Sal shook his head and told Carl about Robin exchanging him for Eugene, the computer message, the SMS, and the attack in the locker room.

“There's something about you, Sal, something that frightens me. Maybe it’s time we started to dig deeper.”

“I frighten you? But I’m still me.” Sal felt his heart breaking.

“I love you, Sal, but you know things. How do you do that? The truth is out there, remember?”

Sal sighed and smiled. “So, you think I’m a freak, too? That’s okay, I guess.”

“That's not what I meant, Sal, and you know it.” Carl switched The Walking Dead off.

“I’m going to turn eighteen soon, and—God willing—I’m going to graduate from high school. I don’t know where I’m going with my life. Mom and Dad have given up on me, and I feel lost. Do you think any college will accept me?

“And you, Sal, you see right through me—you always have. Once, that was liberating, but now it’s a burden. I don’t want you to see inside of me and discover what a terrible human being I am.”

Sal clenched his hands around the armrests. “And still, I knew nothing of this. I didn't even know that you were a terrible person.

"I don’t want to lose you, Carl, but if I risk losing you by staying, I'll walk away.”

“Don’t go all Shakespeare on me, please, Sal.” Carl laughed, softening the mood. He switched The Walking Dead back on.

“Who am I, again?” Sal pointed at the screen.

“I’m Daryl Dixon, and you're Rick Grimes,” Carl replied.

“Why do you get to be Daryl?”

“Because I’m into nature and stuff.”

Sal laughed. “Yeah, I remember you trying to put up a tent—it looked like a cat chasing its own tail.”

Carl leaned back on the sofa. “Louise is pregnant.” The words had come out of the blue.

“You’re joking.”

“I’m not the father, Sal. I haven’t slept with her.”

Sal was totally caught off guard.

“I went out with her last night, and she insisted I take her to Lover’s Hill. She was really aggressive with me, you know, trying to open my pants and kissing me all over.

“I didn't recognize her—the behavior was so unlike her—and I begged her stop. She started to cry and said she was sorry for trying to trick me. I had no idea what she was talking about, and she told me how she'd been out with Alan Hanson, and how he'd forced himself on her, and now she was pregnant. She wanted me to be the father of her child. Said it would be easier to cope that way. Strangely enough, she’d never really looked in my direction before.

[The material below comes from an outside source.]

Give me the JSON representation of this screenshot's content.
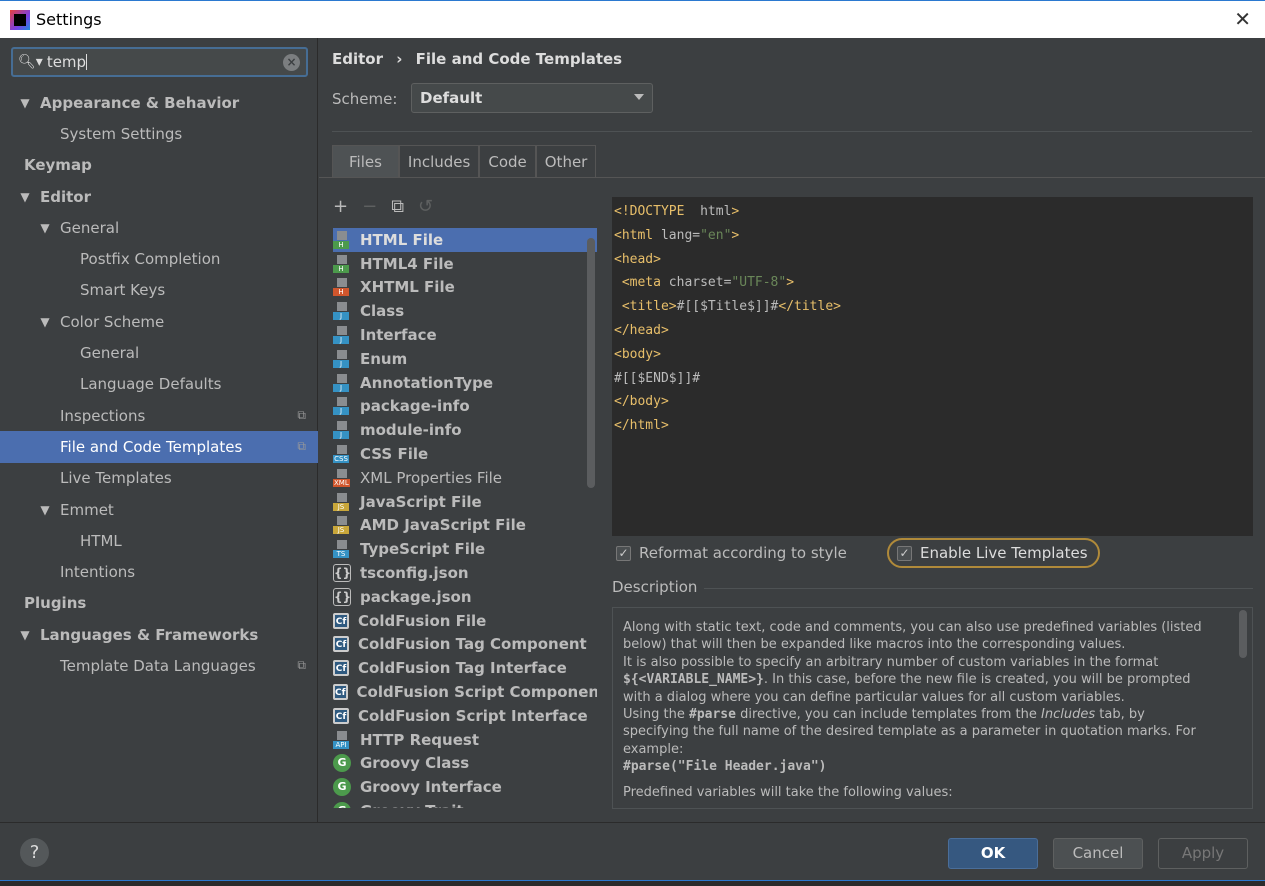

"At least I learned what all the flirty texts were about.” Carl bit his finger.

“You know the rest. I went to confront Alan, and it all went to hell. I didn’t help Louise, and I sure as hell didn’t do any good for myself.”

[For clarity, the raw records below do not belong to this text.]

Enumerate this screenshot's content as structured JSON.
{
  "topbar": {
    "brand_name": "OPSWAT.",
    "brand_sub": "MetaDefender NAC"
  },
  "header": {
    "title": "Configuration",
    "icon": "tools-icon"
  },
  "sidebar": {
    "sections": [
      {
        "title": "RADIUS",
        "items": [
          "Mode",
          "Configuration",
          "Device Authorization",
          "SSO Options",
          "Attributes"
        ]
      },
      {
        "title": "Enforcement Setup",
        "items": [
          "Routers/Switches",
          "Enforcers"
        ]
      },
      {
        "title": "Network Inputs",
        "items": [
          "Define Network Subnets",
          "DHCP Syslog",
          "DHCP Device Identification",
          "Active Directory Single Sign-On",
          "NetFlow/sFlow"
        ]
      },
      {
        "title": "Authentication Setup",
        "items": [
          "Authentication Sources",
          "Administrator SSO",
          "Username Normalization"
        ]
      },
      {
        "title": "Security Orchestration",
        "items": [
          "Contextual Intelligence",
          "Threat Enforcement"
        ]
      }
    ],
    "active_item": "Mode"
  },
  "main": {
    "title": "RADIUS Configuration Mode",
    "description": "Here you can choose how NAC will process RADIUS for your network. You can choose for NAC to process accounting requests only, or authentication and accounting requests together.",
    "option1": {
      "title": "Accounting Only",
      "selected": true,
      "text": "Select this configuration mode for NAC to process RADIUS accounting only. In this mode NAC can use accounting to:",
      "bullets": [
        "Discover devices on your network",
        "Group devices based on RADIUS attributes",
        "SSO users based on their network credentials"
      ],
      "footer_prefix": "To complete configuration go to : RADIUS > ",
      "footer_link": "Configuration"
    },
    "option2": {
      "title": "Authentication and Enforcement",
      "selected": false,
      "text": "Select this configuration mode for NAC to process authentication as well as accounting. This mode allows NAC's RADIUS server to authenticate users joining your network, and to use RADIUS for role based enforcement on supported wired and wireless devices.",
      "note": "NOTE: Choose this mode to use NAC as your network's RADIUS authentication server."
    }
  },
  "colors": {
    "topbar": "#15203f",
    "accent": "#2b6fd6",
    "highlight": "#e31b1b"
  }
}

“I’m sorry, Carl. How is Louise?”

“I don’t know. She won’t return my texts or calls.”

“I guess we both had a shitty day,” Sal said, sounding tired.

“Not as shitty as that guy!” Carl nodded at the TV. Sal thought he'd meant some poor human being shredded to pieces by zombies. He hadn't noticed Carl had switched the channel to the news. Apparently, a businessman had been found knifed to death in Serenity Park just an hour ago. Someone had anonymously reported the murder.

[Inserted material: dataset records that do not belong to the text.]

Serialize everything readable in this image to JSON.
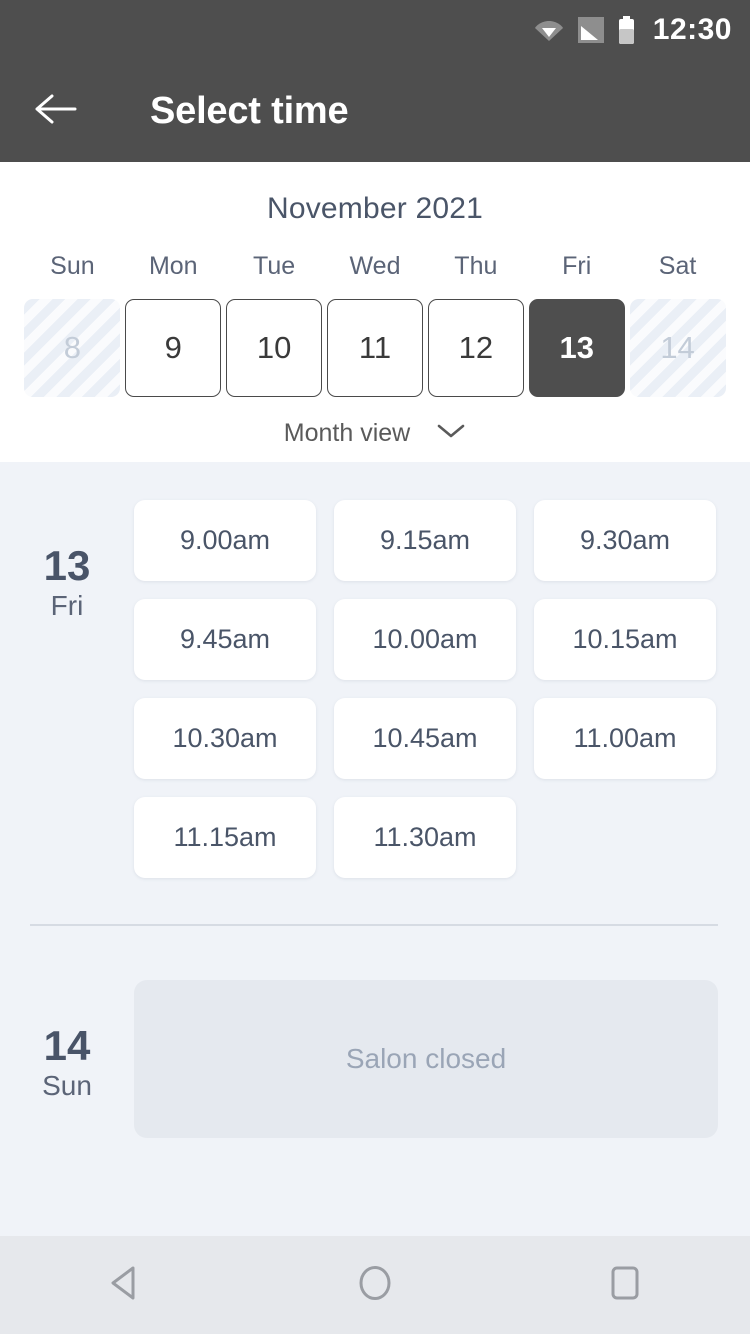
{
  "statusbar": {
    "time": "12:30",
    "icons": [
      "wifi-icon",
      "cell-signal-icon",
      "battery-icon"
    ]
  },
  "appbar": {
    "title": "Select time",
    "back_icon": "back-arrow-icon"
  },
  "calendar": {
    "month_title": "November 2021",
    "weekdays": [
      "Sun",
      "Mon",
      "Tue",
      "Wed",
      "Thu",
      "Fri",
      "Sat"
    ],
    "days": [
      {
        "num": "8",
        "state": "disabled"
      },
      {
        "num": "9",
        "state": "available"
      },
      {
        "num": "10",
        "state": "available"
      },
      {
        "num": "11",
        "state": "available"
      },
      {
        "num": "12",
        "state": "available"
      },
      {
        "num": "13",
        "state": "selected"
      },
      {
        "num": "14",
        "state": "disabled"
      }
    ],
    "month_view_label": "Month view",
    "month_view_icon": "chevron-down-icon"
  },
  "day_groups": [
    {
      "day_num": "13",
      "day_dow": "Fri",
      "slots": [
        "9.00am",
        "9.15am",
        "9.30am",
        "9.45am",
        "10.00am",
        "10.15am",
        "10.30am",
        "10.45am",
        "11.00am",
        "11.15am",
        "11.30am"
      ]
    },
    {
      "day_num": "14",
      "day_dow": "Sun",
      "closed_label": "Salon closed"
    }
  ],
  "navbar": {
    "back_label": "back-triangle-icon",
    "home_label": "home-circle-icon",
    "recents_label": "recents-square-icon"
  },
  "colors": {
    "appbar_bg": "#4e4e4e",
    "page_bg": "#f0f3f8",
    "selected_day_bg": "#4e4e4e",
    "slot_bg": "#ffffff",
    "text_slate": "#4a5568",
    "closed_bg": "#e5e9ef",
    "navbar_bg": "#e6e8ec"
  }
}
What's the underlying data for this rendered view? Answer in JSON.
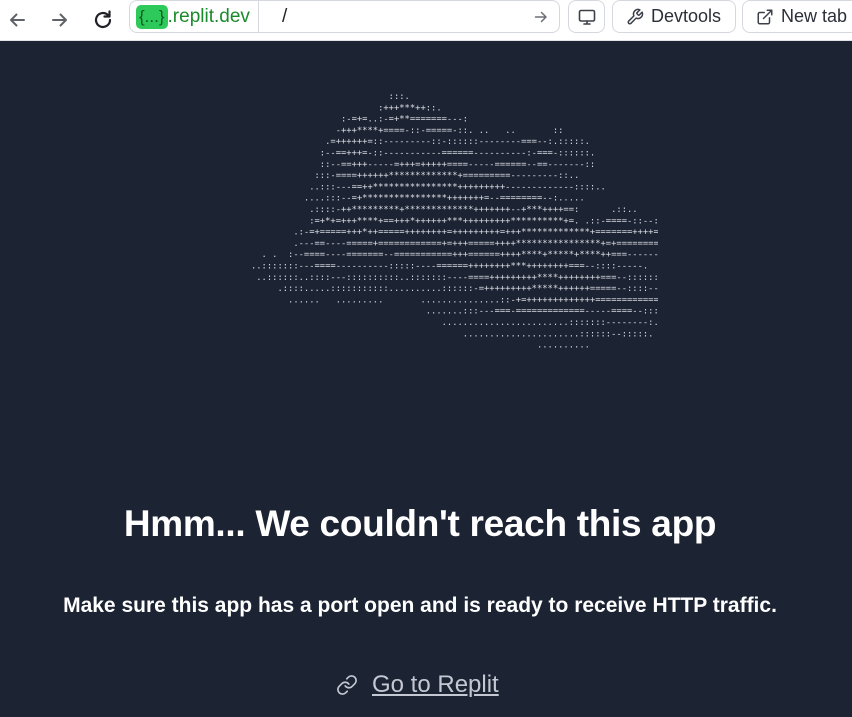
{
  "browser": {
    "url_host_badge": "{...}",
    "url_host_suffix": ".replit.dev",
    "url_path": "/",
    "devtools_label": "Devtools",
    "new_tab_label": "New tab"
  },
  "error_page": {
    "headline": "Hmm... We couldn't reach this app",
    "message": "Make sure this app has a port open and is ready to receive HTTP traffic.",
    "link_label": "Go to Replit"
  },
  "ascii_art": [
    "                                    :::.",
    "                                  :+++***++::.",
    "                           :-=+=..:-=+**=======---:",
    "                          -+++****+====-::-=====-::. ..   ..       ::",
    "                        .=++++++=::---------::-::::::--------===--:.:::::.",
    "                       :--==+++=-::-----------======----------:-===-::::::.",
    "                       ::--==+++-----=+++=+++++====-----======--==-------::",
    "                      :::-====++++++*************+=========---------::..",
    "                     ..:::---==++****************+++++++++-------------::::..",
    "                    ....:::--=+****************+++++++=--========--:.....",
    "                     .::::-++*********+*************+++++++--+***++++==:      .::..",
    "                     :=+*+=+++****+==+++*++++++***+++++++++**********+=. .::-====-::--:",
    "                  .:-=+=====+++*++=====++++++++=+++++++++=+++*************+=======++++==-.",
    "                  .---==----=====+============+=+++=====++++****************+=+========-:.",
    "            . .  :--====----=======--===========+++======++++****+*****+****++===------====-.",
    "          ..:::::::---====----------:::::----======++++++++***++++++++===--::::-----.",
    "           ..::::::..::::---::::::::::..:::::::----====+++++++++****++++++++===--::::::::---:",
    "               .::::.....:::::::::::..........::::::-=+++++++++*****++++++=====--::::--::.",
    "                 ......   .........       ...............::-+=+++++++++++++=============-----:::..:",
    "                                           .......:::---===-=============-----====--::::::::..",
    "                                              ........................:::::::--------:.   ..",
    "                                                  ......................::::::--:::::.",
    "                                                                .........."
  ]
}
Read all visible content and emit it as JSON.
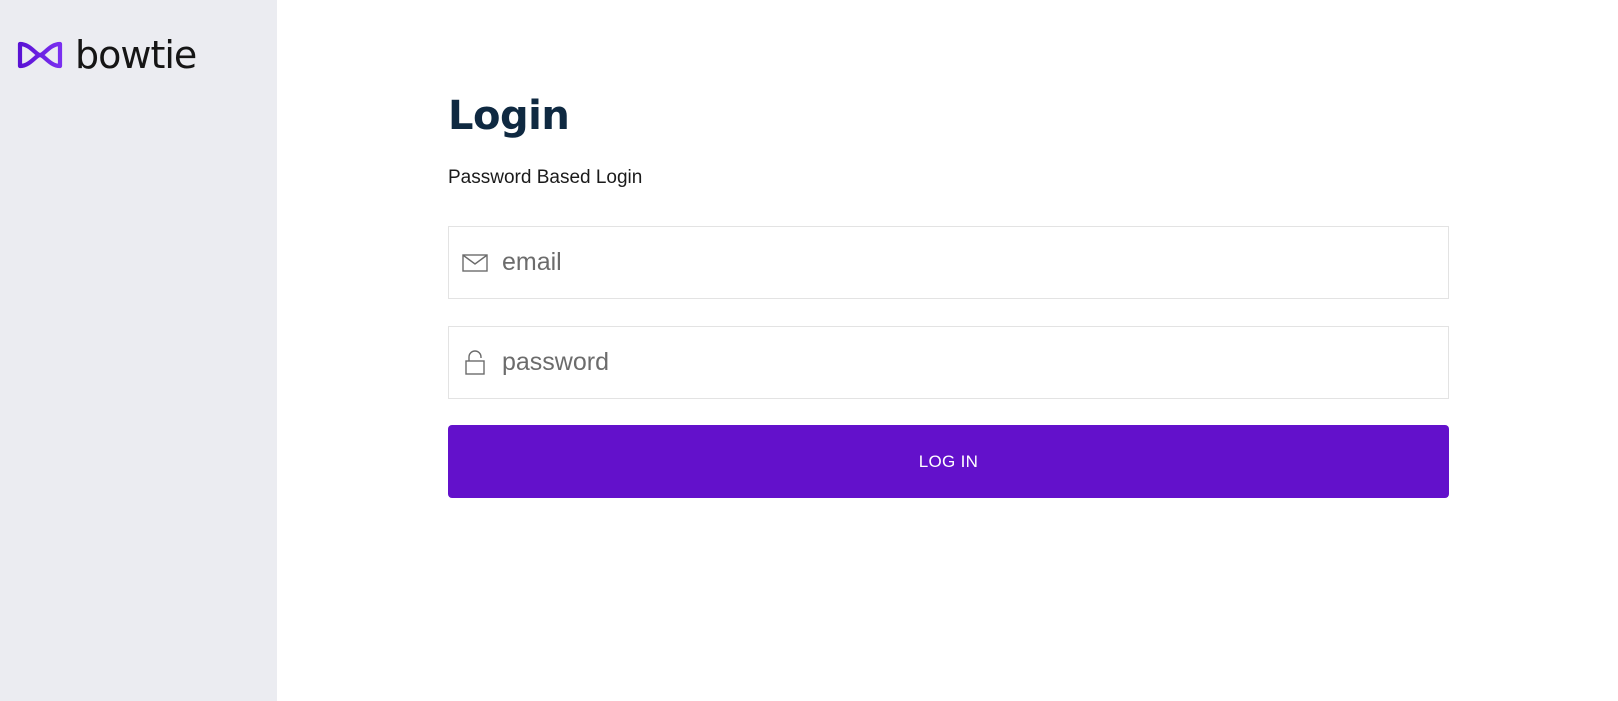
{
  "brand": {
    "name": "bowtie",
    "accent_color": "#6311cb",
    "logo_icon": "bowtie-logo-icon"
  },
  "login": {
    "title": "Login",
    "subtitle": "Password Based Login",
    "email": {
      "placeholder": "email",
      "value": "",
      "icon": "mail-icon"
    },
    "password": {
      "placeholder": "password",
      "value": "",
      "icon": "lock-icon"
    },
    "submit_label": "LOG IN"
  },
  "colors": {
    "sidebar_background": "#ebecf1",
    "title_color": "#0f2941",
    "button_background": "#6311cb"
  }
}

Serenity Park was an old, fifty-four-acre park with benches, ornamental trees, flowers year-round, and water fountains. It had roller-blading tracks, basketball courts, jogging tracks, and skateboard basins, and vendors were selling hot dogs, burgers, and ice cream.

Among the slightly green statues, clumps of tall rhododendrons, and old swings, dogs exercised with balls and Frisbees. Next to the playground, where moms watched their young ones at play, enthusiastic Barcelona fans were carrying out a soccer tournament.

The park was a happy place. It had served as a venue to many happy times and probably many more to come if bad things didn't become commonplace.       

The police were on the lookout for the victim’s vehicle, a stolen, blue, BMW M3.

Sal's throat tightened.

Could it be the cat killer’s car?

Would he be the next victim?

Sal did not know, but he was sure he would find out.

He spent the rest of the night on the sofa, in the basement with Carl, staring up at the ceiling.